My second conclusion was correct.  The angry man’s attack brought the presentations to an abrupt end. After a few punches were thrown, everyone (both speakers and members of the audience) went outside onto the large steps of the auditorium. People broke into groups of five or six to talk. The angry man might not have made his point in the most civil manner, but he was representing all of the residents in conveying that they did not want to be lectured to by a bunch of eggheads.  They wanted someone from Taipei to listen to their fears and concerns. All that the local residents could see was that their homes, after decades of military rule, were going to be turned into a national park. Rather than experiencing freedom, they were just trading one authority for another. 

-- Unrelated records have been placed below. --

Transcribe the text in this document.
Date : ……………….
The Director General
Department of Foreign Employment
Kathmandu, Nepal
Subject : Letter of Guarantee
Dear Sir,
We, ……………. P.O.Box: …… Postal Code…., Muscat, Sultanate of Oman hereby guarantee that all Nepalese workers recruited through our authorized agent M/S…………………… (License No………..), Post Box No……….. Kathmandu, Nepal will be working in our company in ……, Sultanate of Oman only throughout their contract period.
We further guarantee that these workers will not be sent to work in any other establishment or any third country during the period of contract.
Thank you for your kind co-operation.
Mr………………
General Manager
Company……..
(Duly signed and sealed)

In defense of the central government, Taiwan had many examples of shoddy, ugly, pointless tourism. Given the opportunity to develop a sustainable tourism destination from the ground up, government officials were not willing to give local developers free rein to create still another tourist trap. Kinmen had three different exceptional attractions that needed to be enhanced in a coordinated way. 

First was the military history. For example, both of the habitable islands were laced with elaborate tunnel systems. This included an entire hollowed out mountain and an underground wharf where smaller boats (think PT 109) could moor without any chance of attack.

Secondly, Kinmen had some unusually pristine natural history. Because mainland China used to bomb Kinmen, many areas that otherwise would have been developed for small industry and housing had been left in their natural state. Even though the larger of the two islands is barely twelve miles across, several tracts remained relatively wild. Birds and other wildlife, so long as they could tolerate an occasional air raid, had ample habitat in which to live.

Finally and most importantly, Kinmen had a unique cultural history. It is only two miles from the mainland’s Fujian Province. Fujian architecture is unique. Unfortunately all of ancient structures on the mainland had been destroyed during the Cultural Revolution, leaving Kinmen as the only place in the world with remnants of an entire Chinese subculture. If these buildings could be refurbished through traditional construction methods, it would be a site of international significance.

For me as a professor of recreation, Kinmen was an interesting case study. How could outside pundits knowledgable in sustainable tourism orchestrate tourism development on a pair of islands without stripping local residents of their self-determination?